First Genome Sequencing Clinical Trial For Triple Negative Cancer Points To New Treatments
Results presented at 2011 CTRC-AACR-San Antonio Breast Cancer Symposium
Initial results from an ongoing clinical trial, the first designed to examine the utility of whole-genome sequencing for triple negative breast cancer, were reported today during the CRTC-AACR San Antonio Breast Cancer Symposium.
The results indicate activation of targets not previously associated with triple negative disease and could point toward new treatment strategies. Based on mutations uncovered by sequencing, physicians recommended the women enter treatment protocols for either existing drugs or new agents being evaluated in pharma-sponsored clinical trials.
Triple negative breast tumors, which make up nearly 20 percent of breast cancers, do not respond to treatment with targeted therapies such as Herceptin® (trastuzumab).
Of eleven tumors sequenced to date, each was genomically unique, but commonalities were observed. Some patients displayed amplified genes in the RAS pathway; one patient had amplification of the BRAF oncogene, as well as activation of a growth pathway known as the MEK/AKT pathway.
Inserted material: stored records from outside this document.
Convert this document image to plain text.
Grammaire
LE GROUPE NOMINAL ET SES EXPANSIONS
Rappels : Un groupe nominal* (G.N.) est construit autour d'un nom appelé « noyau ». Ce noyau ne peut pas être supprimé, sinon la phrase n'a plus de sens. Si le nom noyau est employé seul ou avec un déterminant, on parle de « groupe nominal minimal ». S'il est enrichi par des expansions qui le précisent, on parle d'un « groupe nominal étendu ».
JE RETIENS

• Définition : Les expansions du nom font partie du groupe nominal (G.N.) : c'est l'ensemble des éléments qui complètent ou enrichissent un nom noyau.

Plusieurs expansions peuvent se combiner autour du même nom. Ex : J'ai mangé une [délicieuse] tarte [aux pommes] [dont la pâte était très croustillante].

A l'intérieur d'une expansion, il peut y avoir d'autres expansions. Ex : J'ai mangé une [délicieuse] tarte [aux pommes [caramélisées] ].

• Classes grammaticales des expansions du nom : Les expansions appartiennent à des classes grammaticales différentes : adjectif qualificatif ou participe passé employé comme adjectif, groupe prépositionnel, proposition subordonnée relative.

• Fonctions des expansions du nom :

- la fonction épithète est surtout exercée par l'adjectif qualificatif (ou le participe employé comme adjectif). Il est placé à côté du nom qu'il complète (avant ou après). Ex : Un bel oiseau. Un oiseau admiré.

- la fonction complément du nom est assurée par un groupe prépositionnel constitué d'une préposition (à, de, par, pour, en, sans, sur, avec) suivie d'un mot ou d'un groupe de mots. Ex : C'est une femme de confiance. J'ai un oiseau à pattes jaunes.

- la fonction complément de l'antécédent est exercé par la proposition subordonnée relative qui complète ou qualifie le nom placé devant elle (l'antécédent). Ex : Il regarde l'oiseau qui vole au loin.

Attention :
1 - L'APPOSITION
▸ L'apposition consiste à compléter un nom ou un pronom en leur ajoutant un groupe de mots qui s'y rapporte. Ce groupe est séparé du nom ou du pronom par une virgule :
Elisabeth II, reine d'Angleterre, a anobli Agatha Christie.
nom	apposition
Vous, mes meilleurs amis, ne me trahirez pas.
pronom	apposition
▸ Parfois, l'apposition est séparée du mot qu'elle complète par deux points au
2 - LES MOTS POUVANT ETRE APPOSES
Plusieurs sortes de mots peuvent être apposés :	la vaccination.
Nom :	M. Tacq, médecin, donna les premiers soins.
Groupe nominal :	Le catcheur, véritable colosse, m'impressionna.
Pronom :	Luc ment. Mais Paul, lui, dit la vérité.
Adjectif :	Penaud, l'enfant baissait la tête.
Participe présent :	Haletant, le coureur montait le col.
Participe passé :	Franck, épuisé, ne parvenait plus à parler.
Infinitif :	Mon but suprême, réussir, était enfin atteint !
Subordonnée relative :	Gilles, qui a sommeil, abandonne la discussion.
This patient displayed an impressive response to a MEK/AKT inhibitor currently in a phase I clinical study.
“Those results are quite striking considering that these are women with advanced disease,” said Joyce O’Shaughnessy, M.D., who presented the data. “If MEK/AKT activation is found to be present in a substantial fraction of triple negative patients, inhibitors of this pathway could prove a significant tool in fighting this disease.”
Dr. O’Shaughnessy is medical director and co-chair of the Breast Cancer Research Committee, US Oncology Research; a practicing oncologist with Texas Oncology; and the Celebrating Women Chair of Breast Cancer Research at Baylor Charles A. Sammons Cancer Center.
“This is among the largest studies of a single tumor type in which whole genome sequencing is being used to identify potential options for targeted treatment,” said John Carpten, Ph.D., director of the Integrated Cancer Genomics Division at the Translational Genomics Research Institute (TGen). “As the field of genomic medicine matures, this study is sure to provide key early insights into how sequencing can best be utilized in the clinic.”